In honor of National Girls and Women in Sports Day, women around the world and University of Toledo’s female athletes were celebrated as Wonder Women. 


The powerful feminist icon was on display representing the strength of female athletes. The event on Feb. 3 celebrated girls in powerful roles, positively impacting the world and striving to pursue their dreams. It was especially dedicated to women in sports for their relentlessness in sport while pursuing a college career.  


“I am in awe about this day,” said Wonder Woman impersonator Tori Thomas. “The women athletics are super heroes within themselves with all their hard work. It’s incredible to see how far women sports have come within the last decade.” 


Thomas isn’t the only one to notice how far women in sports have come. Tricia Cullop, head coach of the Rockets women’s basketball team, said her mother had very little opportunity to play sports and played on the all-boys baseball team. She’s grateful for all the opportunities available in sports for girls and hopes it continues to increase.


“The confidence, the teambuilding, the leadership and all the lessons girls learn from playing sports are incredible,” Cullop said. “There has been a lot that has changed in the generation from my mom to me and today is the day to celebrate those changes.”


The UT student athletics department hit the ground running in 2011-2012 with an overall athletic GPA of 3.171. The trend continued in 2012-2013 with an overall GPA of 3.200, in 2014-2015 with a GPA of 3.213, and in 2015-2016 with a 3.235 GPA. The athletic department has a current combined 3.29 GPA for fall semester 2017, the highest department semester GPA in school history. Four out the last five years, the UT athletic department has had the highest GPA in the Mid-American Conference.


Leah Allison, a second-year business accounting major and softball athlete, said despite her hectic schedule, she loves the challenge of pursuing both sports and a college education at once. 


“In my opinion, it’s very difficult; you have to have good time management, plan out things ahead of time and talk with professors about when you’re going be gone,” Allison said. 
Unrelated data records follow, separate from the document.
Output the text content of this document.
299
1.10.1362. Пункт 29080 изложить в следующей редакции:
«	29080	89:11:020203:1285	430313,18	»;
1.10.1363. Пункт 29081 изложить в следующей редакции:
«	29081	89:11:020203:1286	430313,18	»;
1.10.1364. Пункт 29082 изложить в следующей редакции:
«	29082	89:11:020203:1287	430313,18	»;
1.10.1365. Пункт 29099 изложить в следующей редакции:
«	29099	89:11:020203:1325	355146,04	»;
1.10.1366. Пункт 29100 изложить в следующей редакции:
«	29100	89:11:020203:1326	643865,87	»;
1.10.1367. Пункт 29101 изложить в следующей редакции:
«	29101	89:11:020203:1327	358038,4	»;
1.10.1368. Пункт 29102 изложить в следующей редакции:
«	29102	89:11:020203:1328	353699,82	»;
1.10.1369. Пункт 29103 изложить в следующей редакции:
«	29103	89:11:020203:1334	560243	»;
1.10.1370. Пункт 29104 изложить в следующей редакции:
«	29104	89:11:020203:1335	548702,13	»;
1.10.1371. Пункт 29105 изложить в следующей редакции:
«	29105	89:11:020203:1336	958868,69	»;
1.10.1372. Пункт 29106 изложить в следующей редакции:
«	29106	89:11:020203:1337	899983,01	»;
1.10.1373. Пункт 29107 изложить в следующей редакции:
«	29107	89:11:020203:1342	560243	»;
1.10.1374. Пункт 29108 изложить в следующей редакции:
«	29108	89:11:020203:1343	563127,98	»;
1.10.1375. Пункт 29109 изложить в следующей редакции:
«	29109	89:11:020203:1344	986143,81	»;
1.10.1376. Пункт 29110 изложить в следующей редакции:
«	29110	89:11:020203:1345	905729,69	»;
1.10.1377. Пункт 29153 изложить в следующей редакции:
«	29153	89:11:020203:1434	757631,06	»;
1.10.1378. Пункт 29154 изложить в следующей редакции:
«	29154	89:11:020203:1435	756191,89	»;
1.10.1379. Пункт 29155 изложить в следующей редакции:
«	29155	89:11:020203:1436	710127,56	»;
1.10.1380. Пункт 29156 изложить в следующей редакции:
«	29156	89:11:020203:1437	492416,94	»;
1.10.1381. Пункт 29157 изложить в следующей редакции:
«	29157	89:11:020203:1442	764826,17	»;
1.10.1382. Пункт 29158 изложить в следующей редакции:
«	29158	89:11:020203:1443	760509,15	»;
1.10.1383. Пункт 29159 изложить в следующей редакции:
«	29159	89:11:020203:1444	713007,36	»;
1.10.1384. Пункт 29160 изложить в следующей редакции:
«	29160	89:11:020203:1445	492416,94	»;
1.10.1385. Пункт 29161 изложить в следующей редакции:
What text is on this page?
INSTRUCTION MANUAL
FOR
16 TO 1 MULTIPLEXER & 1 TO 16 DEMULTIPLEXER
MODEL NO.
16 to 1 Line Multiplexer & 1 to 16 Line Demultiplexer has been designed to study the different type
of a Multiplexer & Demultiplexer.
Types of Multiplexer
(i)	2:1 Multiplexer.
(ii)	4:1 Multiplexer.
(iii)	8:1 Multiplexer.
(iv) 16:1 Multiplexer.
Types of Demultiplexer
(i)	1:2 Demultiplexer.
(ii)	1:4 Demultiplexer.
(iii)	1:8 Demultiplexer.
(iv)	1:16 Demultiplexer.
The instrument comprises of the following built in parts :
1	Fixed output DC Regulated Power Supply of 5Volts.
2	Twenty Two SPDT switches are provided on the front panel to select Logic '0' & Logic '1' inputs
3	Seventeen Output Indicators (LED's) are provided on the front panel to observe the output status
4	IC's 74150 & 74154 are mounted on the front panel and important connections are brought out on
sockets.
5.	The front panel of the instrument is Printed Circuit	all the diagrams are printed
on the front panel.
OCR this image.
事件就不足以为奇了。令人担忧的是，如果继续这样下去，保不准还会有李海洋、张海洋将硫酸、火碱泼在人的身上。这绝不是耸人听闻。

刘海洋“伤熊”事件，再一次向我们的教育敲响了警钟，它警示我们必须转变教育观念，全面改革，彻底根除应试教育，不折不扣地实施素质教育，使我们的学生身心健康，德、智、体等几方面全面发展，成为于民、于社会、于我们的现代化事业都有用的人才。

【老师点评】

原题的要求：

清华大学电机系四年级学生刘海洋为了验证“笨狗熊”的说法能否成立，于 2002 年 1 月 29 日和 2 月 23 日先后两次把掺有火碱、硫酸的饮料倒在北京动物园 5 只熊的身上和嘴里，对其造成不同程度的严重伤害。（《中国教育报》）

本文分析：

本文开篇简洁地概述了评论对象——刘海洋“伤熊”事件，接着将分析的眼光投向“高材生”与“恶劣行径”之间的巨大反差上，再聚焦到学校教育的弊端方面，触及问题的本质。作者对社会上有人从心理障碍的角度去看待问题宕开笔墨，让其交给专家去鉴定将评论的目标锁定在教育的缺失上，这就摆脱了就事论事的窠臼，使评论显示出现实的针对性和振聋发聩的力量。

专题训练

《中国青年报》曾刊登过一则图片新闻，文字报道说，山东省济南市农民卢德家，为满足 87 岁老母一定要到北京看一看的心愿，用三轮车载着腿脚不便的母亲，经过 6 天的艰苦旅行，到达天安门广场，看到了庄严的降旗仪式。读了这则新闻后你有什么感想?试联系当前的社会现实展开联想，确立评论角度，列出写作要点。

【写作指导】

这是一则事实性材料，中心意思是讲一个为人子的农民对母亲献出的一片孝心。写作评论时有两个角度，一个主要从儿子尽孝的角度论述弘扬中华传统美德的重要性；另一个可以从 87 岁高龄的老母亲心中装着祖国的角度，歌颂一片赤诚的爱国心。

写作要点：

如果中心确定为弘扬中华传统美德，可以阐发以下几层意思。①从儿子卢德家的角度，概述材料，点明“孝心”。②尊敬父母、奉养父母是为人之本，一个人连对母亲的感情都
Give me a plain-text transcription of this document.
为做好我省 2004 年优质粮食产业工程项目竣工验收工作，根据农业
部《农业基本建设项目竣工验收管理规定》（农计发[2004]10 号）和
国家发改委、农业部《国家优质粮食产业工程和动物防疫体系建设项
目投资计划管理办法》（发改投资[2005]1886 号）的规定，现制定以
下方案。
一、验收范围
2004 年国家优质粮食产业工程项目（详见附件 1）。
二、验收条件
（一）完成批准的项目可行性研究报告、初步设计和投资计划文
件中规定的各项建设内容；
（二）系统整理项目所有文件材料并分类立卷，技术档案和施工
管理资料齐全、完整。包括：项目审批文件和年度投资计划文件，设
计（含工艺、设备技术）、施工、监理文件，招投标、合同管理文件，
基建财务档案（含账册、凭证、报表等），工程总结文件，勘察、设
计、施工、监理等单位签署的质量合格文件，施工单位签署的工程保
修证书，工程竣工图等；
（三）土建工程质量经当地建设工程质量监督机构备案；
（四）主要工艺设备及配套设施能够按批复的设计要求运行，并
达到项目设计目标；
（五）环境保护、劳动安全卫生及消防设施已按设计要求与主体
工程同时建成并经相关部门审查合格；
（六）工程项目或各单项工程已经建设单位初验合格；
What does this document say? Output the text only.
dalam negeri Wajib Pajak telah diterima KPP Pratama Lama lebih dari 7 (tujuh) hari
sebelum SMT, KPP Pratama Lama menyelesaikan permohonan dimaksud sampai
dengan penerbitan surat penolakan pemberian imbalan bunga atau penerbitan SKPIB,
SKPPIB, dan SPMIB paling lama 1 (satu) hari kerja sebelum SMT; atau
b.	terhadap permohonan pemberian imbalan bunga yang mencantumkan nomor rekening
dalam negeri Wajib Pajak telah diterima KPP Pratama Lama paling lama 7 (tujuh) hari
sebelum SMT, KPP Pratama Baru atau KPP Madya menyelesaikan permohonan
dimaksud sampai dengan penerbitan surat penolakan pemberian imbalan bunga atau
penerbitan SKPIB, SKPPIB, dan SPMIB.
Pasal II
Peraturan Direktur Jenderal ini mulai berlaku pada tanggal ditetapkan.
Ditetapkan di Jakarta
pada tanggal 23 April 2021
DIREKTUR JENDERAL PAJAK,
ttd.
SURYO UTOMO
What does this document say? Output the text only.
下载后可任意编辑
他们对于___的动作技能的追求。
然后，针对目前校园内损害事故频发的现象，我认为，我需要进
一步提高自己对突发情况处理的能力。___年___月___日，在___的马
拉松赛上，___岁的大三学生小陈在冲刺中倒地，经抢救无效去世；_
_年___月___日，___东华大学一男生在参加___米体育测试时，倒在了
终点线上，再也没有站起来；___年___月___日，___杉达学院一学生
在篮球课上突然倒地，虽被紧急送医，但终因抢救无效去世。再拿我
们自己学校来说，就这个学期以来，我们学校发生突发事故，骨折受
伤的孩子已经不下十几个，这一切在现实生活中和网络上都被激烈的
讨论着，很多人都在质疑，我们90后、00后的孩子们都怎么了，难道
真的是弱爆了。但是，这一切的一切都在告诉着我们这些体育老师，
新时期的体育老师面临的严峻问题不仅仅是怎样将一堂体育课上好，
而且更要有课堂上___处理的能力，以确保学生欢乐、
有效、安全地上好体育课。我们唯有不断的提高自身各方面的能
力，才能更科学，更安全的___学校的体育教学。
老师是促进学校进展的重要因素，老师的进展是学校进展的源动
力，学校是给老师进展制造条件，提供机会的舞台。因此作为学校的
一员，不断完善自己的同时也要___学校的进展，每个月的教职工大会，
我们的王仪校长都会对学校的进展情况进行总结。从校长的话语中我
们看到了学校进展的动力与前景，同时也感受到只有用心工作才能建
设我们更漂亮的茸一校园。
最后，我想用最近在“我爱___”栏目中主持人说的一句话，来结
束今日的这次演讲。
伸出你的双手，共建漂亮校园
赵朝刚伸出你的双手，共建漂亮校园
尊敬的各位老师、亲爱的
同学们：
Senior Associate Athletic Director Kelly Andrews said she is highly aware of the hardships student-athletes face, but they must remember to persevere, work hard, be strong, be dedicated and have fun. 
“National Girls and Women in Sports Day is an important occurrence,” Andrews said. “It highlights what women and young girls have done through sport. The important thing is to set goals, achieve your goals and when you do hit a road block, that doesn’t mean you can’t find a way to overcome it.”


She added that women in sports have come an extremely long way at all levels, including professional sports, Olympic sports, college sports and high school sports. Women in sports is just part of our culture now. Andrews said women in sports are certainly in a better place now than they were 10 years ago.

 


Students and other attendees were encouraged to participate by taking photos with athletes and receiving autographs. In honor of this day, videos of UT’s female athletes were played during the Toledo vs. Buffalo game, highlighting their struggles and achievements.


“I was watching the videos yesterday, and I got goosebumps; they’re so inspiring,” said Adam Simpson, marketing promotions and fan experience graduate assistant. 


All of UT’s female student-athletes joined three senior girls from the Toledo School for the Arts on the basketball court to sing the national anthem. 


“It’s really a cool way to recognize them for their achievements they’ve done in the classroom, community and in sports,” Simpson said.       


Assistant coach Jessica Nei, a UT alumna with a master’s in recreation leisure administration, said it was beautiful to see so many young girls look up to our student-athletes. 


“It means everything to celebrate what the student-athletes have done and accomplished for the university and be able to be role models for younger girls,” Nei said. “I think we are in a great environment with the university that treats both men and women in sports equally, and that’s a good mentality to have here at UT.”